The Desolation of the Draggin’

The Desolation of the Draggin’ 2014-12-23T18:00:19-05:00

The Anchoress wrote last week about her experience of desolation in Penn Station. She was people-watching, a favorite activity, and then everything changed:

I wouldn’t presume to say that anything was being communicated to me, but I nevertheless had a glimpse — or an overwhelming “sense” — of something. In that brief flash I knew that hovering over us, near us, within us, all about us, was an awful, unstoppable ache of love and sadness; a sense of “Oh, my people! How often I have wanted to gather your children together as a hen protects her chicks beneath her wings, but you wouldn’t let me.

This ache of longing, reaching out; of be-longing unanswered, unfulfilled.

It was a life-changing experience; you’ll want to read the whole thing.

It reminded me of a story of my own: less dramatic, but similar in its way.

It was five or six years ago. I was a new Catholic, and beginning the process of becoming a Lay Dominican. In those days, my wife Jane and I had the habit of visiting a local mall on our date nights. It was a pleasant place to walk, and there was a Borders Books at one end of the mall that we would always visit. Often enough Jane would want to continue browsing after I’d found my book or two or three, and so I’d take my books and go sit in the food court just outside the bookstore, and I’d read, and I’d ponder, and I’d people-watch.

I saw all kinds: teenage boys, laughing, with their hats on backwards and rude T-shirts; young women with oddly colored hair and tattoos; older couples who looked comfortable with each other; younger couples who didn’t. I saw a lot of sour faces, and couples who were clearly Not Happy With Each Other; and I saw a lot of people who just looked tired, all dressed up and nobody happy.

I was reading a lot about St. Dominic and the early Dominicans in those days; and one of the things the early Dominicans would do is take a ladder to the town square, climb up, and begin preaching. They were listened to, and many were saved because of it. And as I sat there, looking around at the others in the food court, I began to get that same sense that the Anchoress did, that here were sheep without a shepherd: that Christ loved them dearly, and wanted to speak to them. Now, that’s what the Dominicans—the Order of Preachers—is for; and I began to wonder, practically speaking, how one would do that.

For most of us, our primary witness is to our immediate neighbors: those we have relationships with, and with whom we interact every day. But Dominicans are called to more than that; we’re called to bring Jesus’ love and his message to the world.

Now clearly I wasn’t going to be mounting a ladder, or a soapbox, and haranguing the crowd in the middle of a mall. I’d be escorted off of the property in five minutes or less, and told not to come back. And even if I wasn’t, it didn’t seem to me that it would do any good: we Americans, we’ve been inoculated by advertising and our political discourse to listen only to those to whom we’re already well-disposed.

For much the same reason, I couldn’t simply walk up to people and start a conversation. The people at the mall aren’t there to talk to me, and they don’t want me to bother them.

So how could I reach these people, the ones I see around me every day, my neighbors, the ones who need Christ so badly?
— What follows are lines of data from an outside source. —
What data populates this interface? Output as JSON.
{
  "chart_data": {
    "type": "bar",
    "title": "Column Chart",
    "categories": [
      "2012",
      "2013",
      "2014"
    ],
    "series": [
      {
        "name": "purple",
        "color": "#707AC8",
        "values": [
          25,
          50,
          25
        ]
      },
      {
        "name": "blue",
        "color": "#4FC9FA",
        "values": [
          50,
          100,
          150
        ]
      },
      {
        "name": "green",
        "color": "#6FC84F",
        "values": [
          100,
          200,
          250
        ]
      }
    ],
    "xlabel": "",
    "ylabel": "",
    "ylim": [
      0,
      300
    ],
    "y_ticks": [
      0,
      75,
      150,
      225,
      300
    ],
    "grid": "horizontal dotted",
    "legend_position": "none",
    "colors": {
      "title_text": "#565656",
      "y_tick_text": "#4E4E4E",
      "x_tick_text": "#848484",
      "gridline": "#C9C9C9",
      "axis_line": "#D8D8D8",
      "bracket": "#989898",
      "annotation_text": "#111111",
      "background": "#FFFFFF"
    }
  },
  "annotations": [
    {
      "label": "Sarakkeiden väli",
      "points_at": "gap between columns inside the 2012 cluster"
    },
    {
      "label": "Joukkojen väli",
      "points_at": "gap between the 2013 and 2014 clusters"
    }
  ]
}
And as I sat there, I started thinking about about who these people were (which is where I should have started, no doubt). Statistically, many of the people I saw there were Christians, and knew Christ already. Mind you, even committed Christians benefit from good preaching; but not all of them were lost. And so I thought about those who who didn’t know Christ, or had rejected his love. And I thought, many of those have Christians in their lives, who love them and show God’s love to them and pray for them.
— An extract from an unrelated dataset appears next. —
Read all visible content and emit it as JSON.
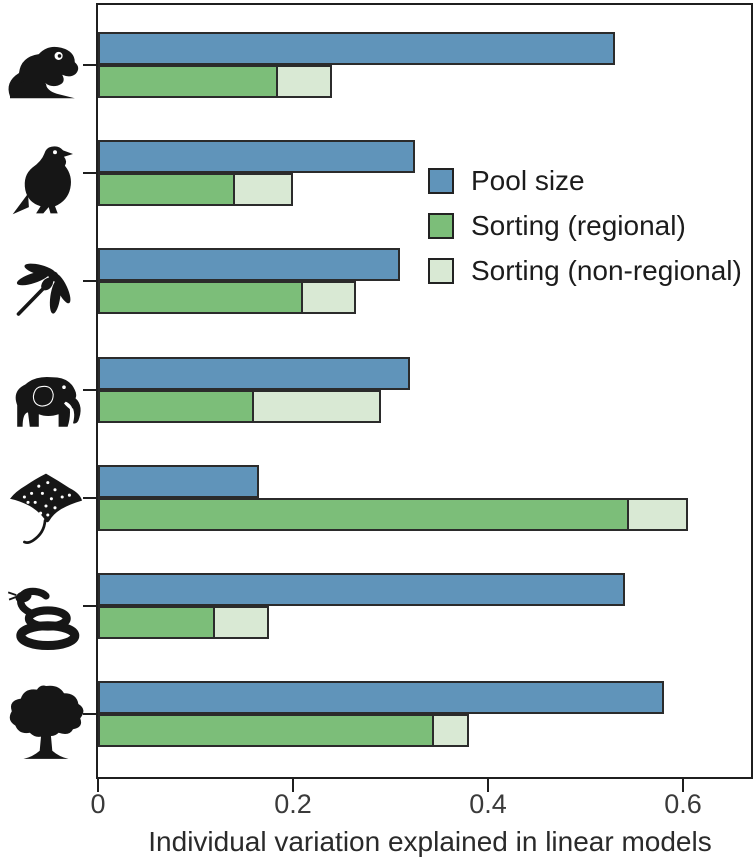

And then were those who don’t know any committed Christians, who have no idea that God is a God of love, and who have no one to pray specifically for them. And I thought, “I can do that. I can pray for them.” Not en masse, but individually, as they walked by.

Here they were in front of me, in their numbers. I didn’t know them; as I’d realized, I had no obvious way to meet them. I didn’t know their circumstances, or anything about them. I didn’t know who they were, or whether they knew Christ in any way, or whether there was anyone to pray for them. But I knew that some of them were in each of the categories I’d come up with; and I knew that each and every one of them needed God’s blessing.

God’s blessing is a wonderful thing. God always meets us where we are, and is eager to give us what we truly need. I didn’t know these people or their needs, but God does.

And so I began to pray for them:

“Lord, please bless him and keep him and make your face to shine upon him…and have mercy on me. Lord, please bless her and keep her and make your face to shine upon her…and have mercy on me.” One by one, as they walked by, I prayed for them.

I don’t spend as much time in the mall anymore; Borders is gone, and now I’ve little occasion to sit in food courts. But I still pray this way: when I’m on the freeway and someone cuts me off; as I drive in to work, and see individuals walking to their offices; as I walk through the mall, or down the street, or wherever I happen to be, when someone comes to my attention:

“Lord, please bless him and keep him and make your face to shine upon him…and have mercy on me.”

They will never know (at least, on this side of the grave) that I prayed for them; and I will never know (at least, on this side of the grave) what effect my prayers had. But God is good; and He knows, and He loves, and He blesses.